L'insostenibile incoerenza del dibattito sul CETA
Qui di seguito, un passaggio dell'approfondimento:
"A breve l'Italia dovrà esprimersi sulla ratifica di un accordo commerciale con il Canada, il CETA. Il CETA è un negoziato che Ue e Canada hanno avviato e concluso per bilanciare quello più importante fra Ue e US, cioè il TTIP. Quest'ultimo è stato di fatto bloccato dagli eventi e poi accantonato dalla nuova linea degli US.
Il procedere delle ratifiche del CETA, dopo il primo voto del parlamento canadese e di quello europeo concluso con due terzi dei voti a favore a febbraio, premia un negoziato leale e nello stile degli altri in corso in tutto il mondo, ma le ratifiche dei paesi Ue rivelano problemi. Temendo tempi lunghi è prevista una fase transitoria di avvio in attesa dell'esito finale.
Il CETA è un accordo in cui si affrontano moltissimi temi, da quelli finanziari a quelli normativi, e in cui il valore della componente agricola è molto ridotto. Come il TPP e il TTIP ha una parte di riduzione delle barriere doganali, tariffarie e non tariffarie, incluse quelle fitosanitarie, di quelle commerciali, finanziarie, ambientali. È un accordo di stile più europeo che americano, per intenderci. In materia agricola tiene conto delle denominazioni protette che stanno tanto a cuore a una parte dell'Ue, ma non a tutta!

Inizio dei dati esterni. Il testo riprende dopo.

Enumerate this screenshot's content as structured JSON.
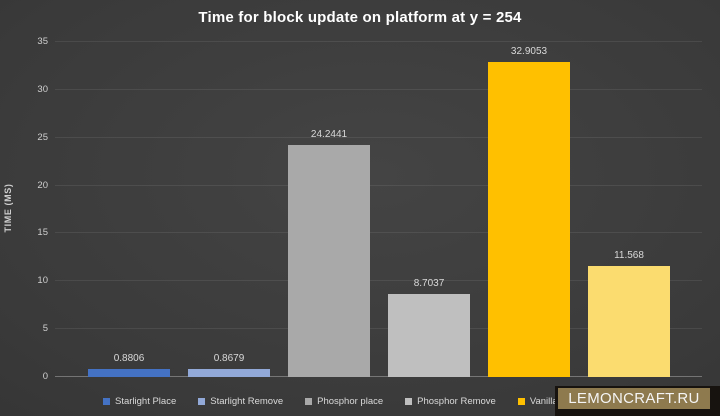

Le forze in campo e la virtù della coerenza
Nel dibattito riappare la contrapposizione fra libero scambio e protezionismo resa più acuta dalla crisi, figlia e sorella dell'antieuropeismo e del sovranismo in Europa, e allo stesso tempo del trumpismo (si dirà così?) negli US. Gli anti Trump giocano le sue stesse carte e cioè un nazionalismo malinteso unito al rifugio nel protezionismo, anziché lo stimolo alla competizione ed all'aumento della produttività, come teoria economica e prassi insegnano.
Concentrare tutto sull'agricolo ed alimentare è un'altra incoerenza. L'accordo migliora, non peggiora, la tutela dei prodotti protetti che interessano più noi che il Canada. Quelli indicati non sono tutti, è vero, ma in termini economici valgono oltre il 90% della produzione e delle esportazioni relative. L'interscambio agricolo è complementare: l'Italia esporta in Canada alimenti e importa materie prime agricole, ma il saldo per noi è attivo. Nell'Ue e in Canada il peso dell'agricoltura sul Pil è attorno al 2% e la relativa occupazione attorno al 3%/4%, dunque pensare che il Ceta sia un accordo agricolo è distorcere la realtà. Il contenuto del trattato è ben più vasto.
Le normative sanitarie e fitosanitarie non sono messe in discussione, vengono affrontate con gradualità e senza le temute imposizioni che sono inaccettabili.
Al contrario, rafforzare barriere tariffarie e non tariffarie, come gli avversari del CETA chiedono, è un'illusione, ma soprattutto è contro l'interesse del paese. Le nostre esportazioni di alimentari sono in aumento, i dati di questi giorni lo confermano. Il rosso della bilancia agricola alimentare scende, ma è passivo sulle materie prime. Ritenere che si possano ridurre le importazioni frenandole e al contempo incrementare le esportazioni è impensabile, perché gli altri paesi reagirebbero imponendo ritorsioni.
Non resta che pensare ad altre motivazioni per spiegare tanto interesse tardivo e in contrasto con il voto espresso al Parlamento Europeo dalle forze che ora si agitano".